私はテーブルの上のハンカチを見つめる。危険なものなので、管理は慎重にしなければ。
「一体、誰がこんな危険な物を作ったんでしょう」
シェリーは好感度アップアイテムを求めていたけれど、洗脳しようとまでは思っていないはずだ。
アビゲイル様にきいた「フェル学」は、あくまで恋愛とヒロインの成長が主軸で、陰謀などは関わっていなかった。なのにいきなり洗脳魔法。重すぎる。

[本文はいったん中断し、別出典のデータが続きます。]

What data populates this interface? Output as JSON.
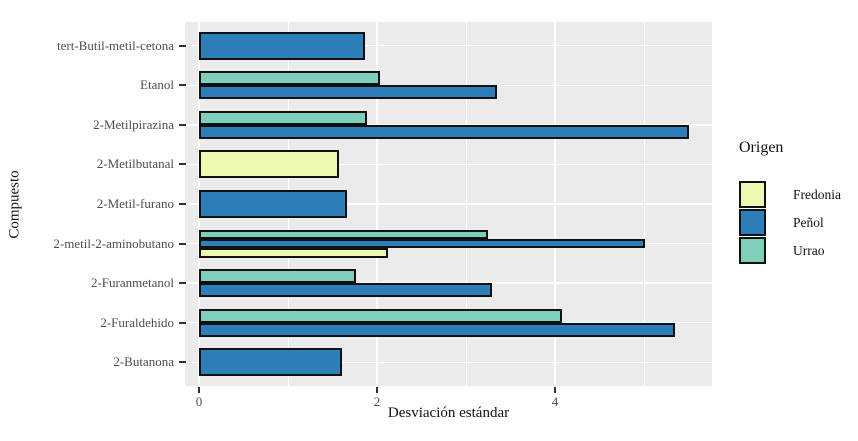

「うちと関わりがある魔法道具店については調査中だったが、おそらくシロだろうな。あのひどい出来の魔法回路をよしとする人間はいないはずだ」
ジェイデン様の言葉に、確かに、と少し笑ってしまった。
「魔法薬の出来はかなりよかったですから、そちらが得意なところっぽいですね」
「ああ。昔ながらの工房の可能性が高そうだ。――彼女が洗脳魔法のアイテムを渡していたとすると、あの光景にも納得がいくな」
ジェイデン様の呟きに私は首をかしげた。
「あの光景とは?」
「試験結果発表のとき、ブライアウッド嬢が男子生徒を侍らせていただろう? もしかして、彼らは既にブライアウッド嬢に洗脳されているんじゃないか?」
あ、と私は思わず口元を手で押さえた。
定期試験の順位表の前で繰り広げられていた異様な光景。
攻略対象である彼らがシェリーに向ける感情は、好意というよりも信奉のようにすら見えた。
それが、洗脳されていたからだとしたら?
――十分ありえるような気がする。
そして、あの三人が既にシェリーに洗脳されているとしたら、非常に問題だ。何しろ三人ともフェルネア王国では名門とされる家の人間だ。そして能力もそれなりに高い。

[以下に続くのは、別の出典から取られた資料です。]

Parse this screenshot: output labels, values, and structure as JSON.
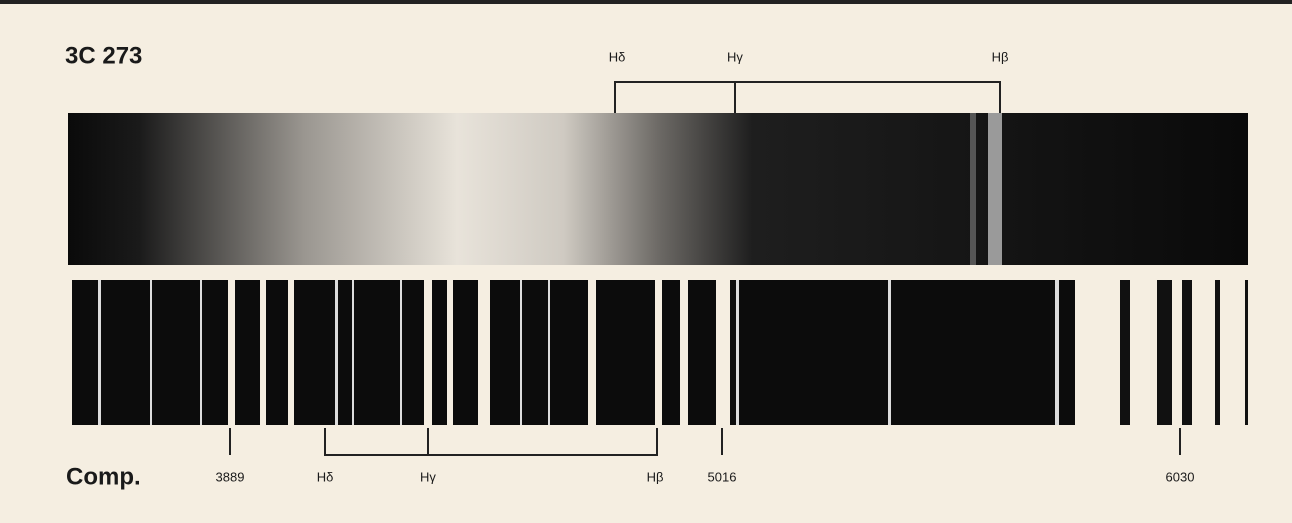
{
  "title": "3C 273",
  "quasar_lines": [
    "Hδ",
    "Hγ",
    "Hβ"
  ],
  "comparison": {
    "label": "Comp.",
    "lines": [
      "3889",
      "Hδ",
      "Hγ",
      "Hβ",
      "5016",
      "6030"
    ]
  }
}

シェリーにはそんなつもりはなくても、彼らがシェリーの支配下に置かれている可能性があるという事実だけで重い。
「その可能性は高そうです」
「早々に確認する必要があるな」
私はジェイデン様のその言葉にこくりとうなずいた。
「明日、早速学校で……」
「エレイン。もしかして君は直接確かめるつもりか?」
私が意気込むと、ジェイデン様に咎められる。
「そのつもりですが、何か問題が?」
洗脳されているかどうかを確認するには目を見ればいい。虹彩に時折補色がちらつくのだ。例えば緑の瞳だったら赤。ある程度近くに寄らないとわからない程度のものだ
「問題ばかりだ。相手は洗脳されているんだぞ。そんな危険な相手に君を近づけさせるわけにはいかない」
考えすぎだ、とジェイデン様を笑い飛ばすことはできなかった。
洗脳魔法は、何が相手の刺激になるかわからない。一見普通に見えても、何気ない言葉で相手が豹変してしまう可能性もあるのだ。慎重に接する必要がある。
「でも、確認しないといけないじゃないですか」
もしかしたら、私がゲームで作っていたかもしれない道具。
退かない私に、ジェイデン様がため息をついた。
「君は自分の目で確認しないと納得しないんだろうな。わかった。ただし、僕も一緒だ」
翌日。私は朝早くジェイデン様と落ち合って、ピアソン伯爵令息、ドラクモンド辺境伯令息、シルヴァラン侯爵令息の様子を確認した。
結論を言おう。三人は、皆すでに洗脳されていた。